Budget for periodic equipment inspection and cleaning if your natatorium streams frequently.

Can we stream water polo games on the same platform?

Yes. HometownLive is sport-agnostic — water polo events are set up the same way as swim meets. Create a separate event, configure your channel, and stream. Camera placement recommendations for water polo:

  • Primary camera: Elevated at the side midpoint of the pool, slightly past center, to capture both goals without extreme panning
  • Secondary camera: Elevated at one end for close-up action near the goal during offensive plays

Audio for water polo presents the same reverb challenges as swimming. A directional mic or PA feed connection produces cleaner sound than a built-in camera mic.

Can college recruiters watch swim meet streams remotely?

Yes, and this is one of the strongest value propositions for natatorium streaming. Recruiters can watch live or on demand from any browser without creating an account if the event is free. For PPV events, they create a free viewer account and purchase access.

To make it easy for recruiters:

  • Send the event URL directly via email before the meet
  • Include the event start time in the email (with time zone)
  • Let recruiters know whether the event is free or PPV so they can purchase access in advance

Recordings are available on demand immediately after the meet — a recruiter who can't watch live can review athletes on their own schedule.

What bandwidth do we need to stream from a natatorium?

Target 10 Mbps upload for a reliable 1080p/30fps stream. Natatoriums typically have poor WiFi coverage near the pool deck — metal roofs, concrete walls, and high ceilings all interfere with wireless signal. Best options in order of reliability:

  1. Wired ethernet — run a cable from your school network's nearest network point to the broadcast position. This is the most reliable option and eliminates wireless interference entirely.
  2. Dedicated WiFi access point — ask your IT department to install a dedicated AP in the natatorium for streaming use, separate from the student/guest network.
  3. 4G/5G cellular hotspot — a reliable fallback if the building gets adequate signal. Cellular signal inside large concrete or metal buildings can be weak; test signal strength at your exact broadcast position before the meet.

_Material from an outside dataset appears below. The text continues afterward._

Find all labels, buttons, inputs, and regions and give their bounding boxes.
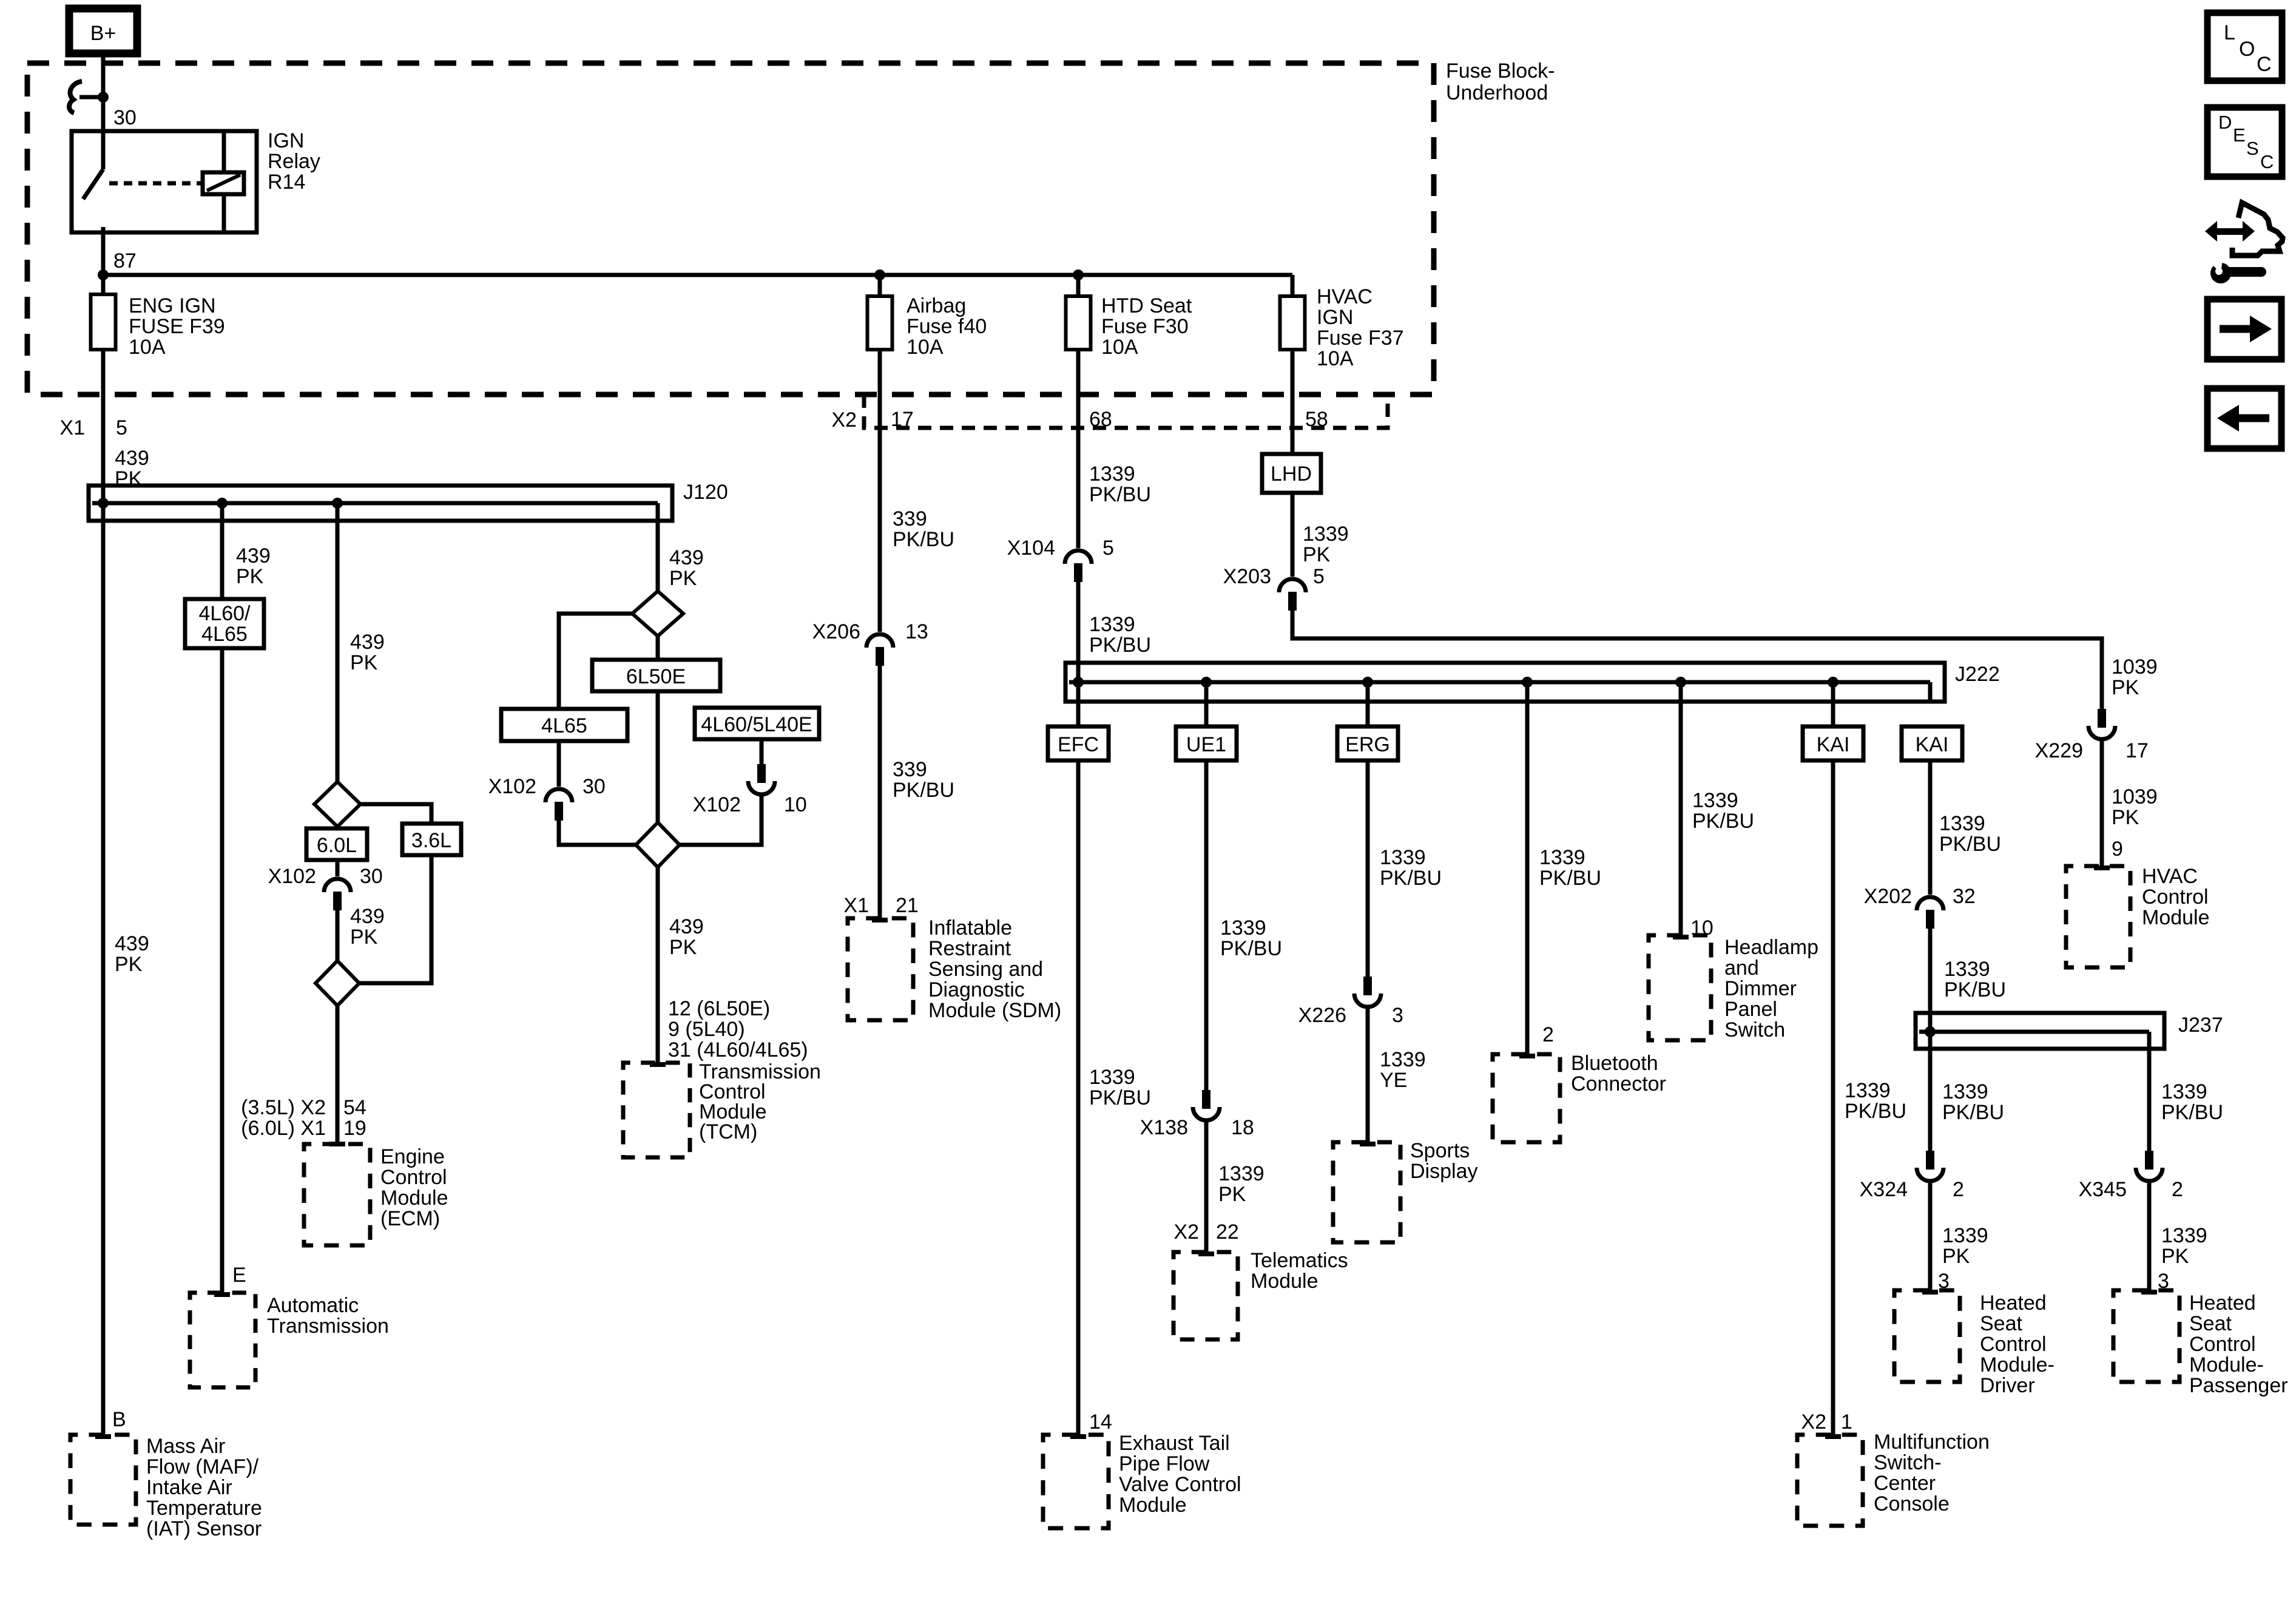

Run a speed test at the specific broadcast position before every meet, not just during initial setup. Network conditions change.

Can athletes use recordings to review their races?

Yes. The full meet recording is available on demand immediately after the stream ends. No export, download, or post-processing is needed — athletes and coaches can:

  • Access the recording at the same event URL used during the live stream
  • Scrub directly to their heat using the player timeline
  • Watch from any browser on any device

Recordings stay available as long as the event is active. See Events (Chapter 4) for managing event status and archiving older recordings.

How long do swim meet recordings stay available?

Indefinitely, until you remove them. There is no automatic expiration date. Change an event's status to Inactive in Admin → Events to remove it from the viewer site when you're ready to archive.

Many aquatic programs keep recordings up for the current season to support athlete recruitment and review, then archive at the end of the school year.